Après environ neuf heures de débats acharnés, les députés ont finalement adopté par 42 voix contre 17 en nouvelle lecture l’article 49 du projet de loi Pacte qui prévoit de supprimer l’obligation pour l’État de détenir la majorité du capital d’ADP (actuellement 50,63 %, pour un montant évalué à 9,5 milliards d’euros).

Plus de « 250 millions d’euros de revenus garantis » par an, promet le gouvernement

Depuis la première lecture du projet de loi en octobre, cette privatisation est devenue, après son rejet au Sénat, la principale pomme de discorde.
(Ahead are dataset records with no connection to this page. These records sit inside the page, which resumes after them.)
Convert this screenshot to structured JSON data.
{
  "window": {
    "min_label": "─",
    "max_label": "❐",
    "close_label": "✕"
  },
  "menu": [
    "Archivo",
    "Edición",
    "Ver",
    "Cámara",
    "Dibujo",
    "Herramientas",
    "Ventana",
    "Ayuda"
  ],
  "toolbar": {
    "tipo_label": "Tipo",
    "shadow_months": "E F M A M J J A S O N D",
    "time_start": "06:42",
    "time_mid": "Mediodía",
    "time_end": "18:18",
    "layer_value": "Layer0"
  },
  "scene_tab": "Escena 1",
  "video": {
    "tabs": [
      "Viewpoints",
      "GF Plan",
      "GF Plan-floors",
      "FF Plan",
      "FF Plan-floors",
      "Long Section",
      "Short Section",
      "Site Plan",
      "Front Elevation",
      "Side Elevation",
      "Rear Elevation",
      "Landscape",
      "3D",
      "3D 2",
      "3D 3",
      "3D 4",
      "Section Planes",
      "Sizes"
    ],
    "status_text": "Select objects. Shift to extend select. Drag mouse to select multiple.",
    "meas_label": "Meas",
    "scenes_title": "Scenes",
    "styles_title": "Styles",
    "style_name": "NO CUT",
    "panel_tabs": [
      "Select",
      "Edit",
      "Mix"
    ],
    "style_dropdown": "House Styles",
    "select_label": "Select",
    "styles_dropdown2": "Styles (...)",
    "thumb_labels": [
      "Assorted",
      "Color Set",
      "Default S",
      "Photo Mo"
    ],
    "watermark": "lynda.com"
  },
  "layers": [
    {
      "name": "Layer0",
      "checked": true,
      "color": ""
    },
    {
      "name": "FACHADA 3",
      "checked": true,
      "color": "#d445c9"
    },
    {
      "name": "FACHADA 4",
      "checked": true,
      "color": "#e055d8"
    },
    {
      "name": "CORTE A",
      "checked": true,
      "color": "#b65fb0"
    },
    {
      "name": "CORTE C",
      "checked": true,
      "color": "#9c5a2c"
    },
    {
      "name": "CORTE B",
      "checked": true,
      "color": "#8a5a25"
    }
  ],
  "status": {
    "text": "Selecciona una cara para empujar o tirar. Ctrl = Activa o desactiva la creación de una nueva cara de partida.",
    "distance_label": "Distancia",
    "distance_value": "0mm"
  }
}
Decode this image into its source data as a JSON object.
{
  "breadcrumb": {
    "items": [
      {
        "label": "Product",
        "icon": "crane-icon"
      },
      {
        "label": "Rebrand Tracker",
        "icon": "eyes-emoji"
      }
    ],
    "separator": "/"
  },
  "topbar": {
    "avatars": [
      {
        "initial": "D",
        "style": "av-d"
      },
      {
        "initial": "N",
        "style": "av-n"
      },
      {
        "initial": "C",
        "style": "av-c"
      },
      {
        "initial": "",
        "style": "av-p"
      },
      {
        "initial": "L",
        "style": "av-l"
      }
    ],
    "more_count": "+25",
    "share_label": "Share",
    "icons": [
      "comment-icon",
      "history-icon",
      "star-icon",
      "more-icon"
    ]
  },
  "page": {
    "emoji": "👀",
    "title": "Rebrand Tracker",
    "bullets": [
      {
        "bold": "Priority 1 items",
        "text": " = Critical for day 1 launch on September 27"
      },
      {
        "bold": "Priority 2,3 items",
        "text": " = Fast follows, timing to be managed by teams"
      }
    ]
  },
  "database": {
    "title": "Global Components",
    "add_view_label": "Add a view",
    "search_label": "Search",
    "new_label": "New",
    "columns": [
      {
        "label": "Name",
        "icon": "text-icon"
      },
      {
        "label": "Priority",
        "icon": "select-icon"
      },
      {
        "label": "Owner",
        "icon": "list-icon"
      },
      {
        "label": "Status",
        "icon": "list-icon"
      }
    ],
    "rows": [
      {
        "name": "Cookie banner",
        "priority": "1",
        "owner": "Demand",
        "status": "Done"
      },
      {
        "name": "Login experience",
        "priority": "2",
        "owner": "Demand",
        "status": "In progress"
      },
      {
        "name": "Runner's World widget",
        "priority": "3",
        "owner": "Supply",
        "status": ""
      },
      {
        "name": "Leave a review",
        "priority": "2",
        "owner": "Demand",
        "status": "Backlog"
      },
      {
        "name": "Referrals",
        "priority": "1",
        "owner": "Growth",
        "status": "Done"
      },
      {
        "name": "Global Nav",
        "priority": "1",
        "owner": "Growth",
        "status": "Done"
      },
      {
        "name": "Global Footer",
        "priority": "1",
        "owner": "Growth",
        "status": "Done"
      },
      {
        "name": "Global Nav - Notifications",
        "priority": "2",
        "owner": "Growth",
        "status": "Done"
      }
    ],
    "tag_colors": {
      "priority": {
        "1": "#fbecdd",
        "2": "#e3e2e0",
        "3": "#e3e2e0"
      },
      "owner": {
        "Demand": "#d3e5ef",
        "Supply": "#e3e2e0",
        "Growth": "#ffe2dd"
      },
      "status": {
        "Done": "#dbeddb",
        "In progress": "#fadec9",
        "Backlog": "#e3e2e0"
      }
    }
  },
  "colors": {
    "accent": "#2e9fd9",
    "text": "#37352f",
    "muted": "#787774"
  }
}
Les oppositions de droite comme de gauche - hormis les députés Agir - ont réitéré leurs critiques sur « une mauvaise affaire », « une faute économique, stratégique et historique », une « erreur irréparable », synonyme d’un « abandon de souveraineté nationale ». Des députés PS, PCF et LFI ont annoncé qu’ils saisiraient le Conseil constitutionnel.

Le ministre de l’Economie Bruno Le Maire a lui défendu son projet de concession durant 70 ans comme « la meilleure façon de garantir le développement de ce fleuron » qu’est ADP. Le produit de l’opération doit aider au « désendettement » de la France et financer un fonds pour l’innovation, qui bénéficiera de « 250 millions d’euros de revenus garantis » par an, a rappelé le ministre. ADP a annoncé une hausse de 6,9 % de son bénéfice net en 2018, à 610 millions d’euros, pour un chiffre d’affaires de près de 4,5 milliards d’euros.
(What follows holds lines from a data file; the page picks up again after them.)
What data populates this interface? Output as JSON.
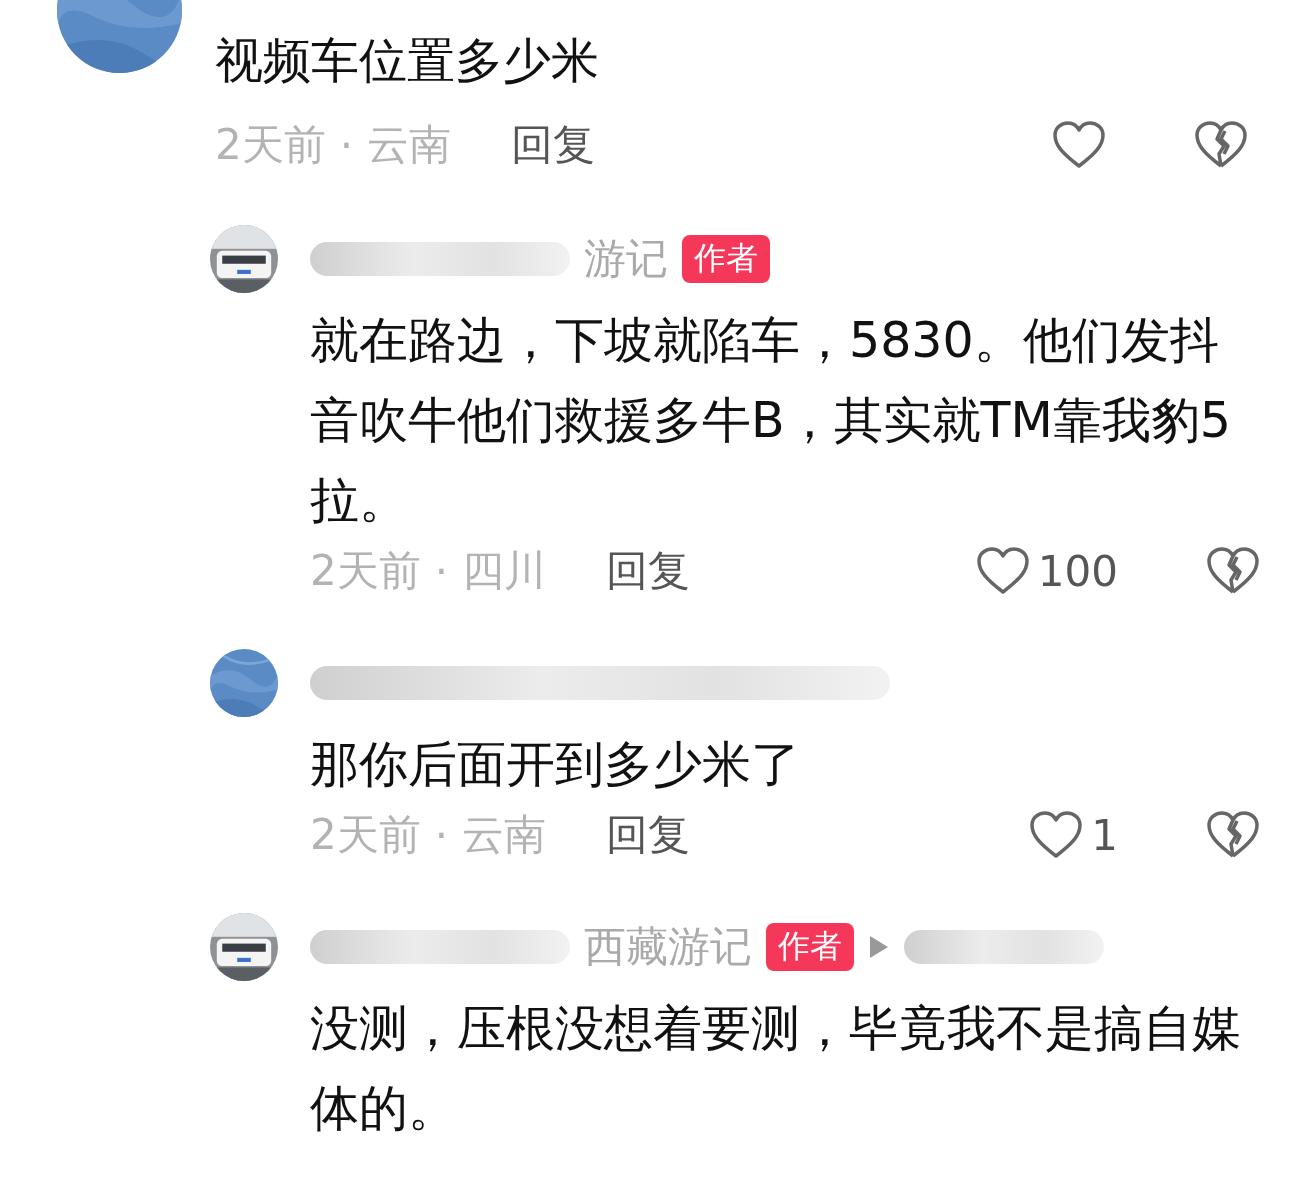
{
  "comment": {
    "text": "视频车位置多少米",
    "time": "2天前",
    "separator": "·",
    "location": "云南",
    "reply_label": "回复"
  },
  "replies": [
    {
      "author": {
        "redacted": true,
        "name": "游记"
      },
      "badge": "作者",
      "text": "就在路边，下坡就陷车，5830。他们发抖音吹牛他们救援多牛B，其实就TM靠我豹5拉。",
      "time": "2天前",
      "separator": "·",
      "location": "四川",
      "reply_label": "回复",
      "likes": "100"
    },
    {
      "author": {
        "redacted": true
      },
      "text": "那你后面开到多少米了",
      "time": "2天前",
      "separator": "·",
      "location": "云南",
      "reply_label": "回复",
      "likes": "1"
    },
    {
      "author": {
        "redacted": true,
        "name": "西藏游记"
      },
      "badge": "作者",
      "reply_to": {
        "redacted": true
      },
      "text": "没测，压根没想着要测，毕竟我不是搞自媒体的。"
    }
  ]
}
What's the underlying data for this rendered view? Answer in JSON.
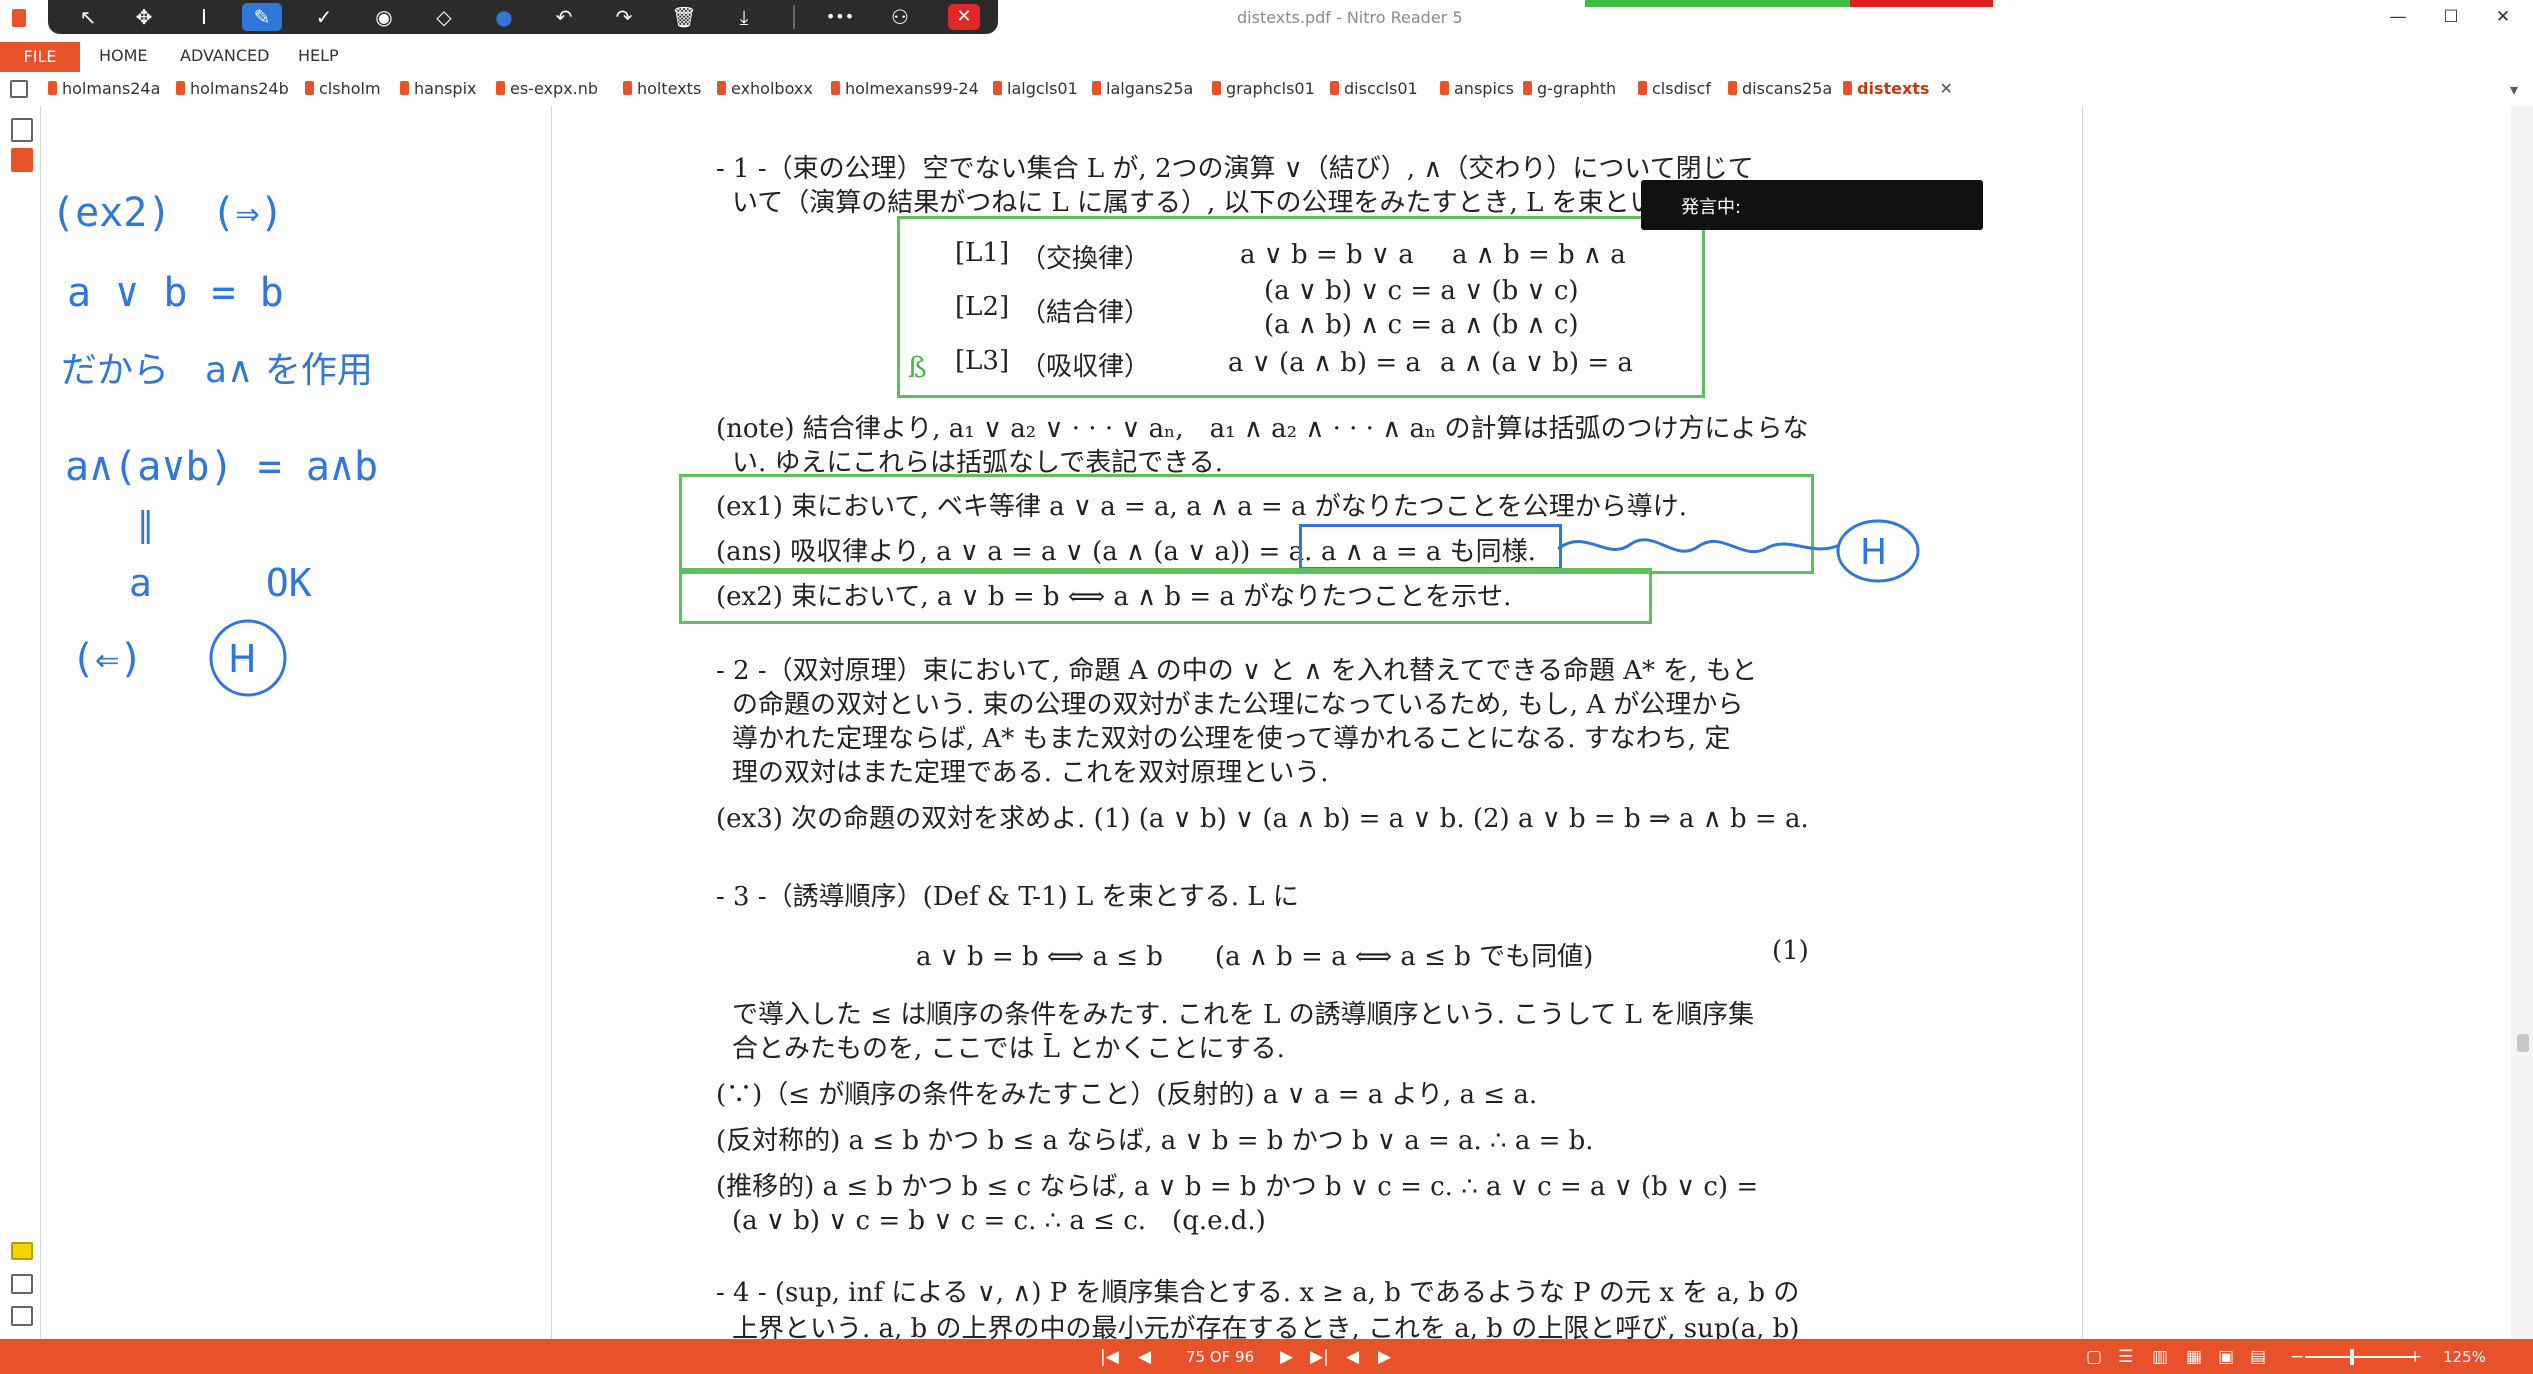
{
  "window": {
    "title": "distexts.pdf - Nitro Reader 5",
    "min_glyph": "—",
    "max_glyph": "☐",
    "close_glyph": "✕"
  },
  "ink_toolbar": {
    "tools": [
      {
        "name": "select-arrow-icon",
        "glyph": "↖"
      },
      {
        "name": "pan-icon",
        "glyph": "✥"
      },
      {
        "name": "text-cursor-icon",
        "glyph": "I"
      },
      {
        "name": "pen-icon",
        "glyph": "✎"
      },
      {
        "name": "check-icon",
        "glyph": "✓"
      },
      {
        "name": "stamp-icon",
        "glyph": "◉"
      },
      {
        "name": "eraser-icon",
        "glyph": "◇"
      },
      {
        "name": "color-dot-icon",
        "glyph": "●"
      },
      {
        "name": "undo-icon",
        "glyph": "↶"
      },
      {
        "name": "redo-icon",
        "glyph": "↷"
      },
      {
        "name": "trash-icon",
        "glyph": "🗑"
      },
      {
        "name": "download-icon",
        "glyph": "⤓"
      },
      {
        "name": "more-icon",
        "glyph": "•••"
      },
      {
        "name": "share-user-icon",
        "glyph": "⚇"
      }
    ],
    "close_glyph": "✕"
  },
  "menu": {
    "file": "FILE",
    "home": "HOME",
    "advanced": "ADVANCED",
    "help": "HELP"
  },
  "tabs": [
    "holmans24a",
    "holmans24b",
    "clsholm",
    "hanspix",
    "es-expx.nb",
    "holtexts",
    "exholboxx",
    "holmexans99-24",
    "lalgcls01",
    "lalgans25a",
    "graphcls01",
    "disccls01",
    "anspics",
    "g-graphth",
    "clsdiscf",
    "discans25a"
  ],
  "active_tab": "distexts",
  "tab_close_glyph": "✕",
  "tab_overflow_glyph": "▾",
  "speech_indicator": {
    "label": "発言中:"
  },
  "handwritten_notes": {
    "color": "#2f77d8",
    "lines": [
      "(ex2)　(⇒)",
      "a ∨ b = b",
      "だから　a∧ を作用",
      "a∧(a∨b) = a∧b",
      "‖",
      "a　　　OK",
      "(⇐)",
      "H"
    ]
  },
  "doc": {
    "s1": {
      "line1": "- 1 -（束の公理）空でない集合 L が, 2つの演算 ∨（結び）, ∧（交わり）について閉じて",
      "line2": "いて（演算の結果がつねに L に属する）, 以下の公理をみたすとき, L を束という.",
      "axioms": [
        {
          "label": "[L1]",
          "name": "（交換律）",
          "f1": "a ∨ b = b ∨ a",
          "f2": "a ∧ b = b ∧ a"
        },
        {
          "label": "[L2]",
          "name": "（結合律）",
          "f1": "(a ∨ b) ∨ c = a ∨ (b ∨ c)",
          "f2": "(a ∧ b) ∧ c = a ∧ (b ∧ c)"
        },
        {
          "label": "[L3]",
          "name": "（吸収律）",
          "f1": "a ∨ (a ∧ b) = a",
          "f2": "a ∧ (a ∨ b) = a"
        }
      ],
      "l3_mark": "ß",
      "note1": "(note) 結合律より, a₁ ∨ a₂ ∨ · · · ∨ aₙ,　a₁ ∧ a₂ ∧ · · · ∧ aₙ の計算は括弧のつけ方によらな",
      "note2": "い. ゆえにこれらは括弧なしで表記できる.",
      "ex1": "(ex1) 束において, ベキ等律 a ∨ a = a,  a ∧ a = a がなりたつことを公理から導け.",
      "ans1": "(ans) 吸収律より, a ∨ a = a ∨ (a ∧ (a ∨ a)) = a.",
      "ans1_box": "a ∧ a = a も同様.",
      "ann_h": "H",
      "ex2": "(ex2) 束において, a ∨ b = b ⟺ a ∧ b = a がなりたつことを示せ."
    },
    "s2": {
      "l1": "- 2 -（双対原理）束において, 命題 A の中の ∨ と ∧ を入れ替えてできる命題 A* を, もと",
      "l2": "の命題の双対という. 束の公理の双対がまた公理になっているため, もし, A が公理から",
      "l3": "導かれた定理ならば, A* もまた双対の公理を使って導かれることになる. すなわち, 定",
      "l4": "理の双対はまた定理である. これを双対原理という.",
      "ex3": "(ex3) 次の命題の双対を求めよ. (1) (a ∨ b) ∨ (a ∧ b) = a ∨ b. (2) a ∨ b = b ⇒ a ∧ b = a."
    },
    "s3": {
      "l1": "- 3 -（誘導順序）(Def & T-1) L を束とする. L に",
      "eq": "a ∨ b = b ⟺ a ≤ b　　(a ∧ b = a ⟺ a ≤ b でも同値)",
      "eqno": "(1)",
      "l2": "で導入した ≤ は順序の条件をみたす. これを L の誘導順序という. こうして L を順序集",
      "l3": "合とみたものを, ここでは L̄ とかくことにする.",
      "l4": "(∵)（≤ が順序の条件をみたすこと）(反射的) a ∨ a = a より, a ≤ a.",
      "l5": "(反対称的) a ≤ b かつ b ≤ a ならば, a ∨ b = b かつ b ∨ a = a.  ∴  a = b.",
      "l6": "(推移的) a ≤ b かつ b ≤ c ならば, a ∨ b = b かつ b ∨ c = c.  ∴  a ∨ c = a ∨ (b ∨ c) =",
      "l7": "(a ∨ b) ∨ c = b ∨ c = c.  ∴  a ≤ c.　(q.e.d.)"
    },
    "s4": {
      "l1": "- 4 - (sup, inf による ∨, ∧) P を順序集合とする. x ≥ a, b であるような P の元 x を a, b の",
      "l2": "上界という. a, b の上界の中の最小元が存在するとき, これを a, b の上限と呼び, sup(a, b)"
    }
  },
  "status": {
    "first_glyph": "|◀",
    "prev_glyph": "◀",
    "page_indicator": "75 OF 96",
    "next_glyph": "▶",
    "last_glyph": "▶|",
    "back_glyph": "◀",
    "fwd_glyph": "▶",
    "view_glyphs": [
      "▢",
      "☰",
      "▥",
      "▦",
      "▣",
      "▤"
    ],
    "zoom_minus": "−",
    "zoom_plus": "+",
    "zoom_level": "125%"
  }
}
« Avec ou sans le maintien d’une participation de l’Etat dans le capital d’ADP »

Communistes et Insoumis ont demandé s’il s’agissait d’un « cadeau à Vinci », en contrepartie à l’abandon du projet d’aéroport de Notre-Dame-des-Landes dont le groupe devait être le concessionnaire. Mais, a assuré le ministre, la procédure de cession sera « transparente », « il n’y aura pas de gré à gré » et Vinci « ne bénéficiera évidemment d’aucun privilège ».
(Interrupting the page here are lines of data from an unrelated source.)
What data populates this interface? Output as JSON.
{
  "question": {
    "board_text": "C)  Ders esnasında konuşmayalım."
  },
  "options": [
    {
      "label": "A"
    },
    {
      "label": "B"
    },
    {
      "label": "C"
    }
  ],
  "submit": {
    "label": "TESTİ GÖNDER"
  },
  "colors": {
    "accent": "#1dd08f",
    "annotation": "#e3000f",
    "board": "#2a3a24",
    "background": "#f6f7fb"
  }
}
« Toutes les options de cession » restent sur la table, « avec ou sans le maintien d’une participation de l’Etat dans le capital d’ADP », a-t-il aussi affirmé, alors que le porte-parole du gouvernement Benjamin Griveaux avait indiqué mardi que l’Etat conserverait « à peu près 20 % » du capital. Face à la levée de boucliers quasi unanime des oppositions contre son projet, le ministre a donné des gages pour les riverains notamment.

Des mesures de protection promises par Bruno Le Maire

L’Assemblée a ainsi adopté des amendements LREM fixant dans la loi des mesures de protection : plafond dans les créneaux horaires de vols et couvre-feu à Orly, fonds d’indemnisation accru pour les travaux d’isolation à Roissy. La question du cahier des charges imposé au concessionnaire et présenté par le ministre comme la réponse aux interrogations de l’opposition sur l’exploitation et le respect des missions régaliennes, a suscité la polémique.

Le cahier des charges sera révisé tous les dix ans, comme l’avait voté le Sénat, et non plus tous les 20 ans comme le proposait la commission spéciale de l’Assemblée, à la suite d’une initiative du MoDem. Les députés ont aussi adopté un amendement prévoyant « un processus concurrentiel » si la cession des parts d’ADP n’est pas réalisée intégralement sur les marchés financiers, Bruno Le Maire s’y montrant « très favorable ».